ASG Model Guide
The Abstract Semantic Graph (ASG) is Ascribe's output model, matching the official AsciiDoc specification's semantic schema. While the AST captures parser-level structure, the ASG represents the document in the canonical form expected by the AsciiDoc TCK.
ASG vs AST
| Aspect | AST | ASG |
|---|---|---|
| Purpose | Parser output | Canonical document model |
| Positions | Span (past-end) |
Location (inclusive, 1-based) |
| Headings | Flat Heading nodes |
Nested Section containers |
| Inline markup | Bold, Italic, Mono |
Span with variant/form |
| Lists | UnorderedList/OrderedList |
List with variant/marker |
| JSON | Not serializable | Schema-derived codecs |
Node Type Hierarchy
All ASG types are defined in io.eleven19.ascribe.asg:
sealed trait Node derives Schema:
def location: Location
def nodeType: String // "block", "inline", or "string"
sealed trait Block extends Node // all block-level content
sealed trait Inline extends Node // all inline content
Block Types
- Document -- top-level container (extends
Nodedirectly, notBlock) - Section -- heading + nested blocks, with
level - Heading -- discrete heading (not part of a section)
- Paragraph -- contains
inlines: Chunk[Inline] - Listing, Literal, Pass, Stem, Verse -- verbatim/special blocks with
form,delimiter,inlines - Sidebar, Example, Admonition, Open, Quote -- parent blocks with
form,delimiter,blocks - List, DList -- ordered/unordered and description lists
- ListItem, DListItem -- list entries with
marker,principal - Table -- table block with
cols(column specs),rows(header, body, footer groups) - TableRow -- a row containing
cells - TableCell -- a cell with optional
style,colspan,rowspan, and content (inlines or nested blocks) - Break -- thematic/page breaks
- Audio, Video, Image, Toc -- block macros
Inline Types
- Span -- formatting (strong, emphasis, code, mark) with
variantandform(constrained/unconstrained) - Ref -- links and cross-references with
variant,target - Text -- plain text content (
nodeType = "string") - CharRef -- character references (
nodeType = "string") - Raw -- passthrough content (
nodeType = "string")
Schema-Derived Codecs
JSON serialization uses zio-blocks-schema:
object AsgCodecs:
private val codec = summon[Schema[Node]].derive(
JsonBinaryCodecDeriver
.withDiscriminatorKind(DiscriminatorKind.Field("name"))
.withCaseNameMapper(NameMapper.Custom(mapCaseName))

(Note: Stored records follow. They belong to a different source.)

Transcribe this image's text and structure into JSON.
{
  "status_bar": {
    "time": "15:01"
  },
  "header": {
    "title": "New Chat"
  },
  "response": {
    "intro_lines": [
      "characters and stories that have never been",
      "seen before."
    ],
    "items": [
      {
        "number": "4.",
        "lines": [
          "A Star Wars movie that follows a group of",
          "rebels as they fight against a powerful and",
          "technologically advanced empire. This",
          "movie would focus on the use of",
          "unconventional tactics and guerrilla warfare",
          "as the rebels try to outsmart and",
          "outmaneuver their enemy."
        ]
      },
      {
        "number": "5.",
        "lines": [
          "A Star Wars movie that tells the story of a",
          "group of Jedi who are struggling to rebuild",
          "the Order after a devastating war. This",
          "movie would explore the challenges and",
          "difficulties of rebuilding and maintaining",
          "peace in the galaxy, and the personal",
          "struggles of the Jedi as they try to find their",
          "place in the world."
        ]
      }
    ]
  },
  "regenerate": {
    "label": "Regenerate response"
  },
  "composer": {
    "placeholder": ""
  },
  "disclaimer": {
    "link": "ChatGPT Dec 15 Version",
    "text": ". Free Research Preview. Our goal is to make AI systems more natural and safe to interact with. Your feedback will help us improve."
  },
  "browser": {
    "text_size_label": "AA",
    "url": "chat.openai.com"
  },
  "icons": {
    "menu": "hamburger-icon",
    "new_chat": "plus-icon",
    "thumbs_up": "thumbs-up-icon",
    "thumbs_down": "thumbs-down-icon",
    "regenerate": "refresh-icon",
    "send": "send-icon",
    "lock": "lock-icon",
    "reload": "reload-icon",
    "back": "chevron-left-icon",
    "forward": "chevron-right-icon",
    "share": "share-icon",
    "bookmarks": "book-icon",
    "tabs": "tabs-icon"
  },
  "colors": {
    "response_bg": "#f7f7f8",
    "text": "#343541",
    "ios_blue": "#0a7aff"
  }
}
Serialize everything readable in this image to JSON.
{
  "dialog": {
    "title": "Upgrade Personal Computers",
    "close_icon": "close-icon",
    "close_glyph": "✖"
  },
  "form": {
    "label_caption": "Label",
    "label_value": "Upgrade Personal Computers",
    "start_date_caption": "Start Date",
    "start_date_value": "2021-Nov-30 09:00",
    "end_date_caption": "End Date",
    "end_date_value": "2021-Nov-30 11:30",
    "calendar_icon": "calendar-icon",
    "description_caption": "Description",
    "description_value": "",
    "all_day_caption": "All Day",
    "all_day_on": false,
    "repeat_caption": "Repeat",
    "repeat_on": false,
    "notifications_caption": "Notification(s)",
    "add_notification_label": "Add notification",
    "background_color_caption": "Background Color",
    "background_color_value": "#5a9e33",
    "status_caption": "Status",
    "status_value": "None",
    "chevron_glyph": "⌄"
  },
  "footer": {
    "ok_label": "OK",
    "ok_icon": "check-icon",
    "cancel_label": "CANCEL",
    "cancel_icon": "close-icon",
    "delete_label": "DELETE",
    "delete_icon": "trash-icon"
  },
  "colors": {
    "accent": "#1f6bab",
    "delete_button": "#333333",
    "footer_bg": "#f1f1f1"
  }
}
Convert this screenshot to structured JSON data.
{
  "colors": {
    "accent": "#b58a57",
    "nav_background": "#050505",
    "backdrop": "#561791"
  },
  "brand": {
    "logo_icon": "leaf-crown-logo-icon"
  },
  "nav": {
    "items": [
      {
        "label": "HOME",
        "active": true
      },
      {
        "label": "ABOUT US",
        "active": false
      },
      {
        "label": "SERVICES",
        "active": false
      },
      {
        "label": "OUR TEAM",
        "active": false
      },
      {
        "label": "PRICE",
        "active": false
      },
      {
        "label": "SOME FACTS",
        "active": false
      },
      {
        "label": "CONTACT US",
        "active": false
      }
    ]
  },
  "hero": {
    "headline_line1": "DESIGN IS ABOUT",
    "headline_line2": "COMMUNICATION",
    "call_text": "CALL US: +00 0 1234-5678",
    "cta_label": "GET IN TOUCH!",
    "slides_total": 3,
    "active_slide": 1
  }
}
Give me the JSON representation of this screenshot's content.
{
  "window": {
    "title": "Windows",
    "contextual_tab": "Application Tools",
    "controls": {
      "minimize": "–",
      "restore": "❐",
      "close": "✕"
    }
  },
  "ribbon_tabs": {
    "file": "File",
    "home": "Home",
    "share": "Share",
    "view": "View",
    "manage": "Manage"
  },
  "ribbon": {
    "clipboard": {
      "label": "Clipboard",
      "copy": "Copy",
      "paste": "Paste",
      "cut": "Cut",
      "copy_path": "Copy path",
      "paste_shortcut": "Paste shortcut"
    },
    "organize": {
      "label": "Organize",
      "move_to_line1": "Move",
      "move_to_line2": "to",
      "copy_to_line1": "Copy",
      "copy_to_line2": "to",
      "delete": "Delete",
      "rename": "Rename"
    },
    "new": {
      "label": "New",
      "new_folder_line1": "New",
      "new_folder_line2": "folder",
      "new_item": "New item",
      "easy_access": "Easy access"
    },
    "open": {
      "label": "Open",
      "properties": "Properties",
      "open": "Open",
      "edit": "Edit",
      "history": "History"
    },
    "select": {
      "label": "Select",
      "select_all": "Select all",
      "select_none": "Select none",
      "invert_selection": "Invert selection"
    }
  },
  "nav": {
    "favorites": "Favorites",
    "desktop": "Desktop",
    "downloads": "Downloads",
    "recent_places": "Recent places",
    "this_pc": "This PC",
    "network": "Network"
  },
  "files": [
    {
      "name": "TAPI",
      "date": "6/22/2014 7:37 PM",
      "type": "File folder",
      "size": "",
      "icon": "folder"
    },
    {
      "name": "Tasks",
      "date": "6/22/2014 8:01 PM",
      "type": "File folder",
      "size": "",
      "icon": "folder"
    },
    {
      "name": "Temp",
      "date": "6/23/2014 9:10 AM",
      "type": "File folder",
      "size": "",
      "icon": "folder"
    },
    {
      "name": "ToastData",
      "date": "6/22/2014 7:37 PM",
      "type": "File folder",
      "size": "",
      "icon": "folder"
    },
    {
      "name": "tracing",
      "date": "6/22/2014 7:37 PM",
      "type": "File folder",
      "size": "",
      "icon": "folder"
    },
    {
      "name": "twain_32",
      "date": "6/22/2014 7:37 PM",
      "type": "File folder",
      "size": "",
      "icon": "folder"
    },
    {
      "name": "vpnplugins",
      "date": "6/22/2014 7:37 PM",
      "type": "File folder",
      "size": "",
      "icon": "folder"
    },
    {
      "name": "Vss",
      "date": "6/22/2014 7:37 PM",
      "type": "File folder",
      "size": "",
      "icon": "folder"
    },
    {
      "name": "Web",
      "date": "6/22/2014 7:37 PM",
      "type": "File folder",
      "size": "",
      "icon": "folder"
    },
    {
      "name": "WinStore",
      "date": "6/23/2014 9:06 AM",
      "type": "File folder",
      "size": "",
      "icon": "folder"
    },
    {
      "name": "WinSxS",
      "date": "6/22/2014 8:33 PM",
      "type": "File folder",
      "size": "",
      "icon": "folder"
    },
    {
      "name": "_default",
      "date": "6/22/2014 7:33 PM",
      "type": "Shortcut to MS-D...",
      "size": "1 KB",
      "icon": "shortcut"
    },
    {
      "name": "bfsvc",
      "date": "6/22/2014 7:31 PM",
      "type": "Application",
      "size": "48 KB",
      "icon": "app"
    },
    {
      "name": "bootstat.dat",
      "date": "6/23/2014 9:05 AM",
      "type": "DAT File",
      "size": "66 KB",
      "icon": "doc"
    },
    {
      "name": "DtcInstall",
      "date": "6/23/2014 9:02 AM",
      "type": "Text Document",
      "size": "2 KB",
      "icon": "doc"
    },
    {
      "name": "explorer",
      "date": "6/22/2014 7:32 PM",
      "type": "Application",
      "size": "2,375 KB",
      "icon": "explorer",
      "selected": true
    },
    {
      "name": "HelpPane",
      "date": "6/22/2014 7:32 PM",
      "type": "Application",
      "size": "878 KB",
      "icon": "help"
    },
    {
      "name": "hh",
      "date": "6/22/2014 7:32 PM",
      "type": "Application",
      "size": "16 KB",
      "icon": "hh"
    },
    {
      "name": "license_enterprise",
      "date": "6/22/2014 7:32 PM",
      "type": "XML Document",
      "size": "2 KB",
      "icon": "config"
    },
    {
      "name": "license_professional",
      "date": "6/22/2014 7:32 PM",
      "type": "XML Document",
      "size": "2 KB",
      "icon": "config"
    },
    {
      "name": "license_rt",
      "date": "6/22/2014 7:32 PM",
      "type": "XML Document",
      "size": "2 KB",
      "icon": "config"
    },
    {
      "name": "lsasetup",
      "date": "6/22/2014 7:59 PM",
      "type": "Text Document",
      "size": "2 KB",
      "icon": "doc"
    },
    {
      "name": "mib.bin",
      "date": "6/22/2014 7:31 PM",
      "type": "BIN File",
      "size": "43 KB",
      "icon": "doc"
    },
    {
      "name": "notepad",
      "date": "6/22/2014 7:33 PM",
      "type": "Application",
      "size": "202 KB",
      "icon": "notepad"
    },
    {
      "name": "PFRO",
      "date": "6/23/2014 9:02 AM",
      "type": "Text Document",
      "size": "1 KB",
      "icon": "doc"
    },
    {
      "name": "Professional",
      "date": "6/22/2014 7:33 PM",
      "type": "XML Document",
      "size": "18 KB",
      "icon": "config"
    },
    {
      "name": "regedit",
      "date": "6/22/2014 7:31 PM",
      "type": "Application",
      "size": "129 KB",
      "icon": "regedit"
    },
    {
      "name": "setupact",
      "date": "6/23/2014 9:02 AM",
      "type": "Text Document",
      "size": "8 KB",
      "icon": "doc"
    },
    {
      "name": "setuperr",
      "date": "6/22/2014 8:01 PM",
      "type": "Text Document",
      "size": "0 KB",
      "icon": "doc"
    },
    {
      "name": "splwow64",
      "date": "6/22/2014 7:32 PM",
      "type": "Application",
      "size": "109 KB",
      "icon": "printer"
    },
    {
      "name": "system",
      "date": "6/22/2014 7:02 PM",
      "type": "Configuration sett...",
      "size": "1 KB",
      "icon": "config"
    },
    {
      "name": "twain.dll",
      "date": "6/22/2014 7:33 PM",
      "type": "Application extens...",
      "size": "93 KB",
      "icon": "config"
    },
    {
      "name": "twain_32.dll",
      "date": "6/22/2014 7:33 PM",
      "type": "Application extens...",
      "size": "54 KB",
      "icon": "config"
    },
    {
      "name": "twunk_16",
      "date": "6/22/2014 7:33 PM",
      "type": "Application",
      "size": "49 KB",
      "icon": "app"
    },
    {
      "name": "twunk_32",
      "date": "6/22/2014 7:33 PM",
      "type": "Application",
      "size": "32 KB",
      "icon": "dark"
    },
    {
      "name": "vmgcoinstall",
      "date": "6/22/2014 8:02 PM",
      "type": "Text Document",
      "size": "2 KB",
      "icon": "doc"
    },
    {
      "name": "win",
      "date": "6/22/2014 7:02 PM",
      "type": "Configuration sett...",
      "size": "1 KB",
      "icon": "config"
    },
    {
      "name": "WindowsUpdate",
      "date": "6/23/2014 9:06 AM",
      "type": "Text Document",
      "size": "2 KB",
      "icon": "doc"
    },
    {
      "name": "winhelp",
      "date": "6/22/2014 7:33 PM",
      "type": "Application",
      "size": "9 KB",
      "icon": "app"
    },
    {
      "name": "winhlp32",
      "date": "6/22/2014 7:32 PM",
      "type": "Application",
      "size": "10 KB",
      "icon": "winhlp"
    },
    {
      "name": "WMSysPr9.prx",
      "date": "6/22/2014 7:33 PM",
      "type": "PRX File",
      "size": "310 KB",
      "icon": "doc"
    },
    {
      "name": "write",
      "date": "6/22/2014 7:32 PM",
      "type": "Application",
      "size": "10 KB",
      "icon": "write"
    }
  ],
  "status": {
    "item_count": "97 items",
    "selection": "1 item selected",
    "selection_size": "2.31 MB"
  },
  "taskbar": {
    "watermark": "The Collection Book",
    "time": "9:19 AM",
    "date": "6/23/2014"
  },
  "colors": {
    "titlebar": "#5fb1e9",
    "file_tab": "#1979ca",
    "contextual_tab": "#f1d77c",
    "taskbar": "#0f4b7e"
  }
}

.withTransientDefaultValue(true)
)
def encode(node: Node): String = new String(codec.encode(node).toArray)
def decode(json: String): Either[String, Node] = ...
Key aspects:
DiscriminatorKind.Field("name")-- The type discriminator is a"name"field in the JSON, e.g.,"name": "paragraph".mapCaseName-- Converts Scala case class names to ASG names:Paragraphbecomes"paragraph",DListbecomes"dlist",CharRefbecomes"charref".withTransientDefaultValue(true)-- Fields withNoneor empty default values are omitted from JSON output.
Private Constructors and Smart Apply
ASG case classes have private constructors to enforce invariants:
case class Paragraph private (
id: Option[String],
title: Option[Chunk[Inline]],
// ...
@Modifier.rename("type") nodeType: String
) extends Block derives Schema
object Paragraph:
def apply(
id: Option[String] = None,
// ...
location: Location
): Paragraph = new Paragraph(id, ..., location, "block")
The nodeType field (serialized as "type" in JSON) is always set to the correct value ("block", "inline", or "string") by the companion apply method.
Location Type
Location wraps start and end Position values. It serializes as a JSON array rather than an object, matching the TCK schema:
case class Location(start: Position, end: Position)
object Location:
given Schema[Location] = summon[Schema[Chunk[Position]]].transform[Location](
chunk => Location(chunk(0), chunk(1)),
loc => Chunk(loc.start, loc.end)
)
This produces JSON like: "location": [[1, 1], [3, 15]]
Position has 1-based line and col fields, with an optional file for multi-file documents.